In order for the State to establish design immunity as a defense, the State must show: (1) a causal relationship between the plan and the accident; (2) discretionary approval of the plan prior to construction; and (3) substantial evidence supporting the reasonableness of the design.158

 

Ordinarily, the opinion of a civil engineer as to the reasonableness of a design constitutes any substantial evidence sufficient to support a design immunity defense under § 830.6.159 However, by force of its very terms, the design immunity of § 830.6 is limited to a design-caused accident.
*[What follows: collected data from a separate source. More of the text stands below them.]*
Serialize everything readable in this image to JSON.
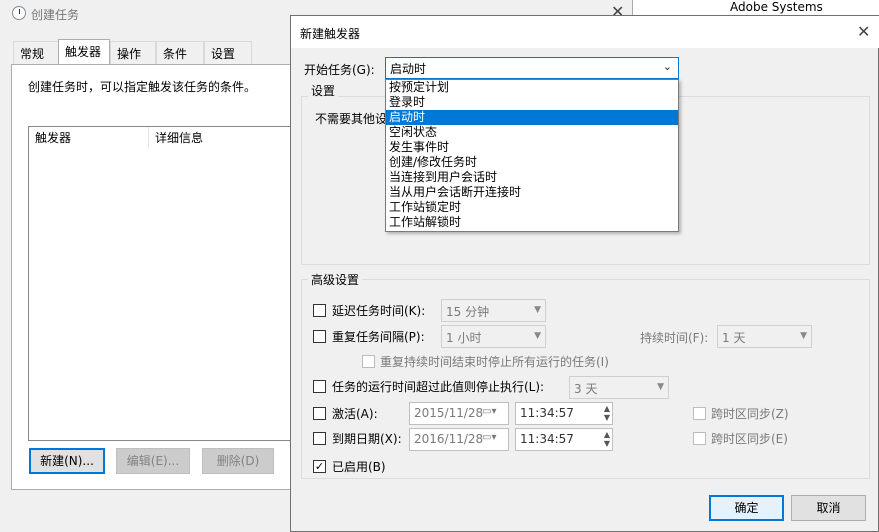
{
  "background_text": "Adobe Systems Incorpora",
  "parent": {
    "title": "创建任务",
    "tabs": [
      {
        "label": "常规"
      },
      {
        "label": "触发器"
      },
      {
        "label": "操作"
      },
      {
        "label": "条件"
      },
      {
        "label": "设置"
      }
    ],
    "description": "创建任务时，可以指定触发该任务的条件。",
    "columns": [
      "触发器",
      "详细信息"
    ],
    "buttons": {
      "new": "新建(N)...",
      "edit": "编辑(E)...",
      "delete": "删除(D)"
    }
  },
  "dialog": {
    "title": "新建触发器",
    "begin_label": "开始任务(G):",
    "begin_value": "启动时",
    "settings_label": "设置",
    "settings_text": "不需要其他设",
    "dropdown_options": [
      {
        "label": "按预定计划"
      },
      {
        "label": "登录时"
      },
      {
        "label": "启动时",
        "selected": true
      },
      {
        "label": "空闲状态"
      },
      {
        "label": "发生事件时"
      },
      {
        "label": "创建/修改任务时"
      },
      {
        "label": "当连接到用户会话时"
      },
      {
        "label": "当从用户会话断开连接时"
      },
      {
        "label": "工作站锁定时"
      },
      {
        "label": "工作站解锁时"
      }
    ],
    "advanced": {
      "label": "高级设置",
      "delay_label": "延迟任务时间(K):",
      "delay_value": "15 分钟",
      "repeat_label": "重复任务间隔(P):",
      "repeat_value": "1 小时",
      "duration_label": "持续时间(F):",
      "duration_value": "1 天",
      "stop_all_label": "重复持续时间结束时停止所有运行的任务(I)",
      "stop_if_label": "任务的运行时间超过此值则停止执行(L):",
      "stop_if_value": "3 天",
      "activate_label": "激活(A):",
      "activate_date": "2015/11/28",
      "activate_time": "11:34:57",
      "sync1_label": "跨时区同步(Z)",
      "expire_label": "到期日期(X):",
      "expire_date": "2016/11/28",
      "expire_time": "11:34:57",
      "sync2_label": "跨时区同步(E)",
      "enabled_label": "已启用(B)",
      "enabled": true
    },
    "ok": "确定",
    "cancel": "取消"
  }
}
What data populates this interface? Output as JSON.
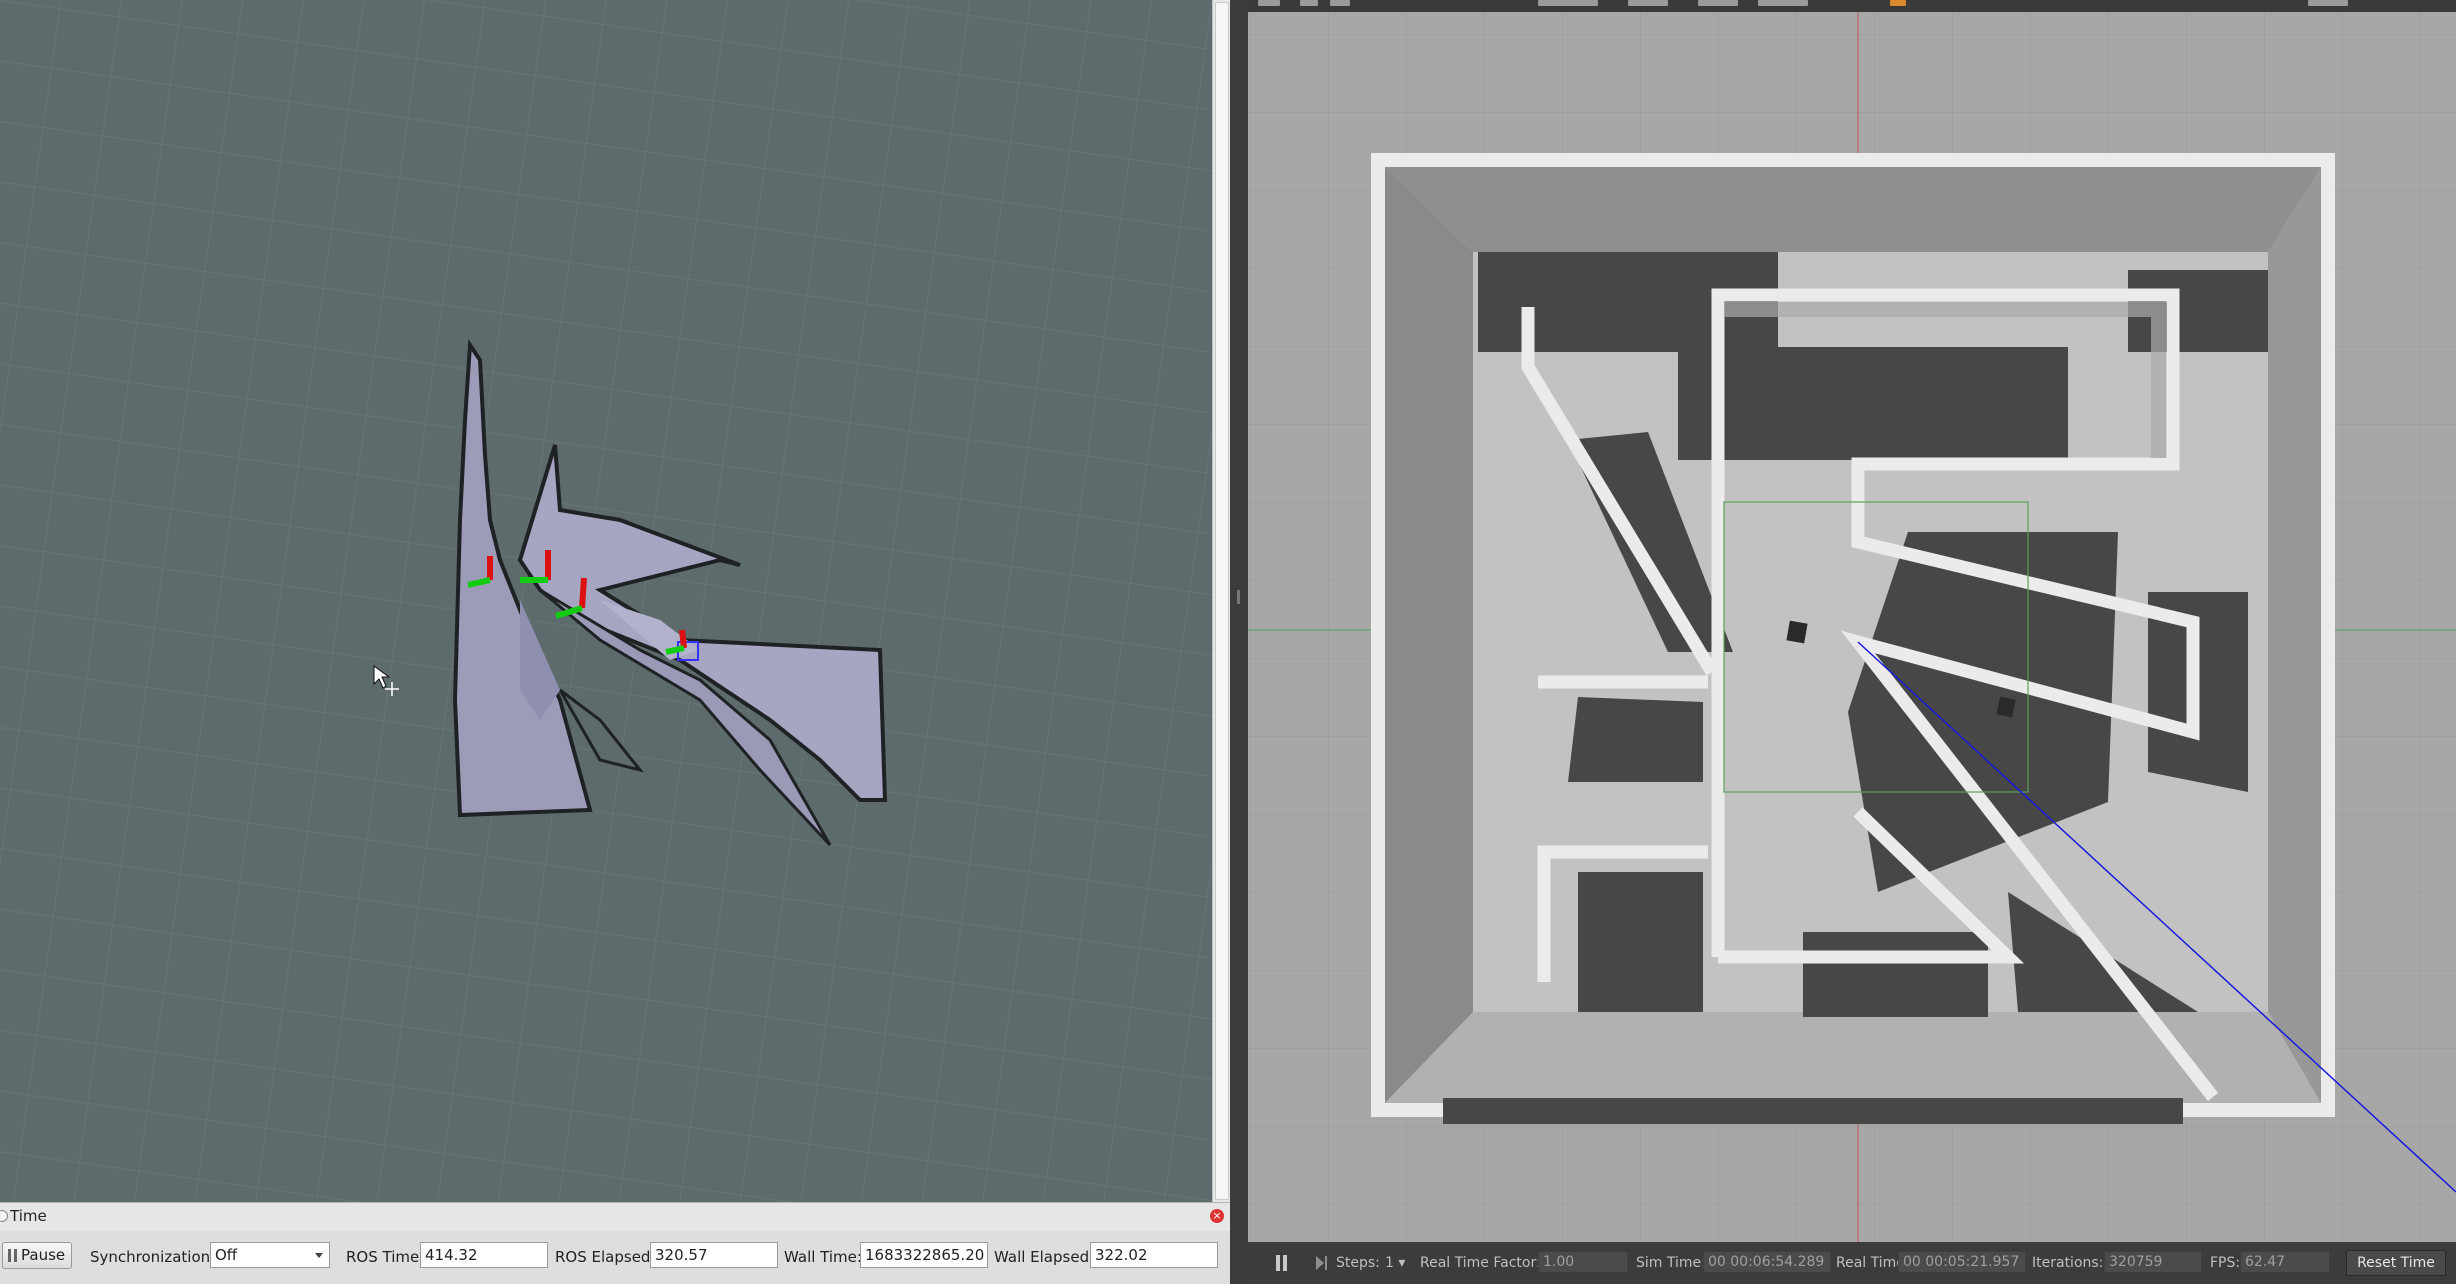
{
  "time_panel": {
    "title": "Time",
    "pause_label": "Pause",
    "sync_label": "Synchronization:",
    "sync_value": "Off",
    "ros_time_label": "ROS Time:",
    "ros_time_value": "414.32",
    "ros_elapsed_label": "ROS Elapsed:",
    "ros_elapsed_value": "320.57",
    "wall_time_label": "Wall Time:",
    "wall_time_value": "1683322865.20",
    "wall_elapsed_label": "Wall Elapsed:",
    "wall_elapsed_value": "322.02"
  },
  "gazebo_bar": {
    "steps_label": "Steps:",
    "steps_value": "1",
    "rtf_label": "Real Time Factor:",
    "rtf_value": "1.00",
    "sim_time_label": "Sim Time:",
    "sim_time_value": "00 00:06:54.289",
    "real_time_label": "Real Time:",
    "real_time_value": "00 00:05:21.957",
    "iterations_label": "Iterations:",
    "iterations_value": "320759",
    "fps_label": "FPS:",
    "fps_value": "62.47",
    "reset_label": "Reset Time"
  },
  "colors": {
    "rviz_background": "#5d6b6d",
    "map_free": "#a8a8c0",
    "gazebo_background": "#a7a7a7",
    "wall": "#ebebeb",
    "shadow": "#474747",
    "laser_ray": "#1a1adc"
  }
}
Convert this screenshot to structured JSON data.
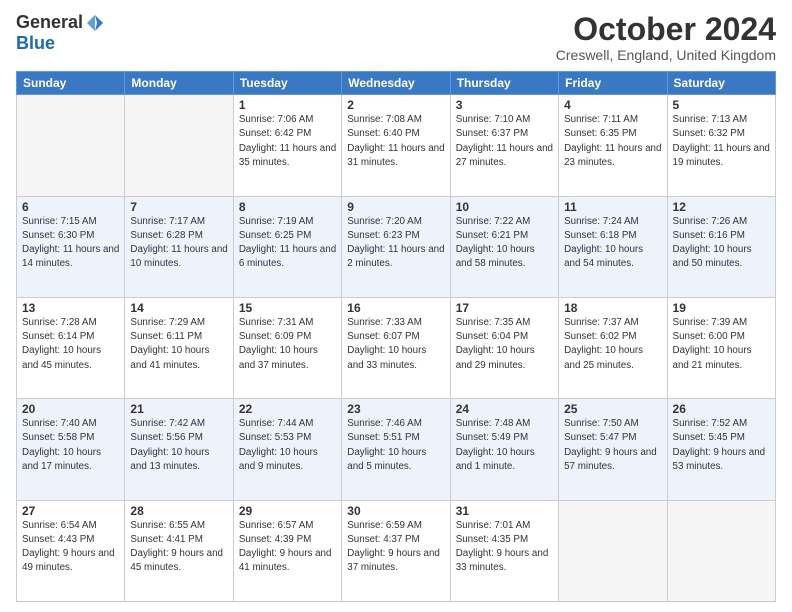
{
  "header": {
    "logo_general": "General",
    "logo_blue": "Blue",
    "month_title": "October 2024",
    "location": "Creswell, England, United Kingdom"
  },
  "weekdays": [
    "Sunday",
    "Monday",
    "Tuesday",
    "Wednesday",
    "Thursday",
    "Friday",
    "Saturday"
  ],
  "weeks": [
    [
      {
        "day": "",
        "info": ""
      },
      {
        "day": "",
        "info": ""
      },
      {
        "day": "1",
        "info": "Sunrise: 7:06 AM\nSunset: 6:42 PM\nDaylight: 11 hours and 35 minutes."
      },
      {
        "day": "2",
        "info": "Sunrise: 7:08 AM\nSunset: 6:40 PM\nDaylight: 11 hours and 31 minutes."
      },
      {
        "day": "3",
        "info": "Sunrise: 7:10 AM\nSunset: 6:37 PM\nDaylight: 11 hours and 27 minutes."
      },
      {
        "day": "4",
        "info": "Sunrise: 7:11 AM\nSunset: 6:35 PM\nDaylight: 11 hours and 23 minutes."
      },
      {
        "day": "5",
        "info": "Sunrise: 7:13 AM\nSunset: 6:32 PM\nDaylight: 11 hours and 19 minutes."
      }
    ],
    [
      {
        "day": "6",
        "info": "Sunrise: 7:15 AM\nSunset: 6:30 PM\nDaylight: 11 hours and 14 minutes."
      },
      {
        "day": "7",
        "info": "Sunrise: 7:17 AM\nSunset: 6:28 PM\nDaylight: 11 hours and 10 minutes."
      },
      {
        "day": "8",
        "info": "Sunrise: 7:19 AM\nSunset: 6:25 PM\nDaylight: 11 hours and 6 minutes."
      },
      {
        "day": "9",
        "info": "Sunrise: 7:20 AM\nSunset: 6:23 PM\nDaylight: 11 hours and 2 minutes."
      },
      {
        "day": "10",
        "info": "Sunrise: 7:22 AM\nSunset: 6:21 PM\nDaylight: 10 hours and 58 minutes."
      },
      {
        "day": "11",
        "info": "Sunrise: 7:24 AM\nSunset: 6:18 PM\nDaylight: 10 hours and 54 minutes."
      },
      {
        "day": "12",
        "info": "Sunrise: 7:26 AM\nSunset: 6:16 PM\nDaylight: 10 hours and 50 minutes."
      }
    ],
    [
      {
        "day": "13",
        "info": "Sunrise: 7:28 AM\nSunset: 6:14 PM\nDaylight: 10 hours and 45 minutes."
      },
      {
        "day": "14",
        "info": "Sunrise: 7:29 AM\nSunset: 6:11 PM\nDaylight: 10 hours and 41 minutes."
      },
      {
        "day": "15",
        "info": "Sunrise: 7:31 AM\nSunset: 6:09 PM\nDaylight: 10 hours and 37 minutes."
      },
      {
        "day": "16",
        "info": "Sunrise: 7:33 AM\nSunset: 6:07 PM\nDaylight: 10 hours and 33 minutes."
      },
      {
        "day": "17",
        "info": "Sunrise: 7:35 AM\nSunset: 6:04 PM\nDaylight: 10 hours and 29 minutes."
      },
      {
        "day": "18",
        "info": "Sunrise: 7:37 AM\nSunset: 6:02 PM\nDaylight: 10 hours and 25 minutes."
      },
      {
        "day": "19",
        "info": "Sunrise: 7:39 AM\nSunset: 6:00 PM\nDaylight: 10 hours and 21 minutes."
      }
    ],
    [
      {
        "day": "20",
        "info": "Sunrise: 7:40 AM\nSunset: 5:58 PM\nDaylight: 10 hours and 17 minutes."
      },
      {
        "day": "21",
        "info": "Sunrise: 7:42 AM\nSunset: 5:56 PM\nDaylight: 10 hours and 13 minutes."
      },
      {
        "day": "22",
        "info": "Sunrise: 7:44 AM\nSunset: 5:53 PM\nDaylight: 10 hours and 9 minutes."
      },
      {
        "day": "23",
        "info": "Sunrise: 7:46 AM\nSunset: 5:51 PM\nDaylight: 10 hours and 5 minutes."
      },
      {
        "day": "24",
        "info": "Sunrise: 7:48 AM\nSunset: 5:49 PM\nDaylight: 10 hours and 1 minute."
      },
      {
        "day": "25",
        "info": "Sunrise: 7:50 AM\nSunset: 5:47 PM\nDaylight: 9 hours and 57 minutes."
      },
      {
        "day": "26",
        "info": "Sunrise: 7:52 AM\nSunset: 5:45 PM\nDaylight: 9 hours and 53 minutes."
      }
    ],
    [
      {
        "day": "27",
        "info": "Sunrise: 6:54 AM\nSunset: 4:43 PM\nDaylight: 9 hours and 49 minutes."
      },
      {
        "day": "28",
        "info": "Sunrise: 6:55 AM\nSunset: 4:41 PM\nDaylight: 9 hours and 45 minutes."
      },
      {
        "day": "29",
        "info": "Sunrise: 6:57 AM\nSunset: 4:39 PM\nDaylight: 9 hours and 41 minutes."
      },
      {
        "day": "30",
        "info": "Sunrise: 6:59 AM\nSunset: 4:37 PM\nDaylight: 9 hours and 37 minutes."
      },
      {
        "day": "31",
        "info": "Sunrise: 7:01 AM\nSunset: 4:35 PM\nDaylight: 9 hours and 33 minutes."
      },
      {
        "day": "",
        "info": ""
      },
      {
        "day": "",
        "info": ""
      }
    ]
  ]
}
It does not immunize from liability caused by negligence independent of design, even though the independent negligence is only a concurring, proximate cause of the accident.160

 

§ 9.7 Contact with Public Officials

 

California attorneys generally have an ethical responsibility not to contact opposing parties who are represented by counsel.161 However, the rules are different when it comes to public works projects, where the ultimate decision makers are elected public officials. Elected public officials are expected to communicate with and be responsive to members of the public, including taxpayers and vendors who do business with public agencies. Thus, despite the existence of city attorneys and county counsel, parties in disputes with public agencies regarding public works construction regularly contact mayors, members of the city council, and county supervisors, as well as other elected officials.162

 

Contractors, therefore, have an advantage in certain situations that they would not have in the private sector (e.g., if a contractor’s attorney directly contacted members of a board of directors or other representatives of a corporation, he or she would be in violation of disciplinary rules). However, litigation matters are often discussed by city attorneys or county counsel in closed sessions, where public officials are customarily discouraged from engaging in direct discussions with adverse parties or the press during the course of litigation involving the public entity.